CRISPR-Cas9 gene therapy has been shown to be effective in vitro, although until now the gene editing technique has not been used in vivo in humans. However, a group of oncologists in China have now used CRISPR-Cas9 edited cells to treat a patient suffering from an aggressive form of lung cancer – metastatic non-small-cell lung cancer.
CRISPR-Cas9 gene therapy uses a combination of guide RNA (gRNA) which binds to a specific section of DNA and a Cas9 enzyme to cut the DNA at a specific point. Sections of the DNA can be removed or added as necessary. The CRISPR-Cas9 gene therapy technique has been tested in animal studies and on human cells in vitro, but until now, the CRISPR-Cas9 technique has not been used to treat diseases in vivo.
Trials has been planned in the United States, although they are not scheduled to commence until early 2017. The U.S. trials will involve the use of CRISPR-Cas9 gene therapy on three genes and the trials will involve patients suffering from terminal cancer. Further trials on cancer patients have been proposed in China although they are currently awaiting funding.

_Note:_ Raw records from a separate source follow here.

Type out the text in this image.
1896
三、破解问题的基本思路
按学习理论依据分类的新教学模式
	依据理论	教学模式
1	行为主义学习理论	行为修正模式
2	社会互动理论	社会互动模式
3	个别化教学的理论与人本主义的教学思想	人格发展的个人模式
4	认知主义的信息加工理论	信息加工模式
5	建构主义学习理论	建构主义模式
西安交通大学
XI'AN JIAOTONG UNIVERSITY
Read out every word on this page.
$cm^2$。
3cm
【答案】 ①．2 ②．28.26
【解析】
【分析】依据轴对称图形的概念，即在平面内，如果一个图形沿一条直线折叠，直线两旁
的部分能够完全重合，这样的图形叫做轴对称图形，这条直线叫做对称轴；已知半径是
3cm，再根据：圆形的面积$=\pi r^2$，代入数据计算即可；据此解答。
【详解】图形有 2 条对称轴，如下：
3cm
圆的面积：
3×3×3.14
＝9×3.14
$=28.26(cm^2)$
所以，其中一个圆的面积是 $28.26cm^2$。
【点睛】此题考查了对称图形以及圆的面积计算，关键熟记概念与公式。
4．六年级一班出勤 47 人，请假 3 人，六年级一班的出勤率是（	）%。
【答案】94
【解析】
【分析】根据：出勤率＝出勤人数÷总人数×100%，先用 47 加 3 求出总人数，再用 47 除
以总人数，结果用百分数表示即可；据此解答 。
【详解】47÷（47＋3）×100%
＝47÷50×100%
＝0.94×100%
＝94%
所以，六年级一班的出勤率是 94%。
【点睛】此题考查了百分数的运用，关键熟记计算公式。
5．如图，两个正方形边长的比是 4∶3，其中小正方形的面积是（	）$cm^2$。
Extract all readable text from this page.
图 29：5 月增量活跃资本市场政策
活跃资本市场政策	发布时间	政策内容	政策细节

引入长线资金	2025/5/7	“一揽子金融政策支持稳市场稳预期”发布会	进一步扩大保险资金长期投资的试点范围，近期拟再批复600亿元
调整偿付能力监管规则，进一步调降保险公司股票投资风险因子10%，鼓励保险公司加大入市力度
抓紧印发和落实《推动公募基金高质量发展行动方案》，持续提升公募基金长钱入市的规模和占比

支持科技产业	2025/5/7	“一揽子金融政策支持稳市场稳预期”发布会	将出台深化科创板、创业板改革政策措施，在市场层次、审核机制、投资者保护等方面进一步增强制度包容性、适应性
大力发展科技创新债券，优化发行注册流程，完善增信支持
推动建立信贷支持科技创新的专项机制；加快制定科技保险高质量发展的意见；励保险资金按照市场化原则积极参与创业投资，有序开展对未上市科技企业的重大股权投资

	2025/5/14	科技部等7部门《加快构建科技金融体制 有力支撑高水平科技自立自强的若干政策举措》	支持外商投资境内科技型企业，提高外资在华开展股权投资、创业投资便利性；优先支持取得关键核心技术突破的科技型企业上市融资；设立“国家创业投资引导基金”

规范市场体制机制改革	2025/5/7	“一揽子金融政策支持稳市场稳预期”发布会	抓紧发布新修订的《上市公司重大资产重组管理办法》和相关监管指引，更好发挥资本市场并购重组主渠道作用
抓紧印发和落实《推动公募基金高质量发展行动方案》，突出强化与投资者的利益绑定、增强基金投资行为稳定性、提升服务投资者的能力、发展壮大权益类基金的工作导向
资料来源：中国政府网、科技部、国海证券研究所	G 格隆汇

The first CRISPR-Cas9 clinical trial was conducted on October 28 in the West China Hospital in Chengdu with oncologist Lu You of Chengdu’s Sichuan University leading the trial.
Immune cells were extracted from a blood sample taken from the patient. The CRISPR-Cas9 gene therapy technique was then used to disable the gene responsible for triggering the synthesis of the protein PD-1. The PD-1 protein usually slows the immune response. When the immune response is suppressed, cancer cells proliferate quickly.
The gene-edited cells were then cultured in vitro to increase their number and they were injected back into the patient. The aim of the trial was to prevent the synthesis of PD-1, thus allowing the patient’s immune system to attack – and hopefully defeat – the cancer.
The clinical trial was approved by the hospital review board in July and was scheduled to take place in August, although the trial was delayed as the team experienced difficulty culturing and amplifying the cells for the procedure.
The procedure went as planned and further injections will be performed, with the patient scheduled to receive three or four injections of the modified cells. A further nine patients will also be treated as part of the trial.
The main aim of the study is to demonstrate whether the technique is safe for use in humans. The patients will be monitored over a period of six months to see how they respond and whether there are any negative effects associated with the treatment. Patients will be continuously monitored after the six months to determine how well they respond to the treatment and whether there is any effect on the growth of cancer cells.
Whether the technique proves to be more effective than the use of antibodies to neutralize PD-1 remains to be seen. Regardless of the outcome, this is certainly a major milestone in the use of CRISPR-Cas9 gene therapy.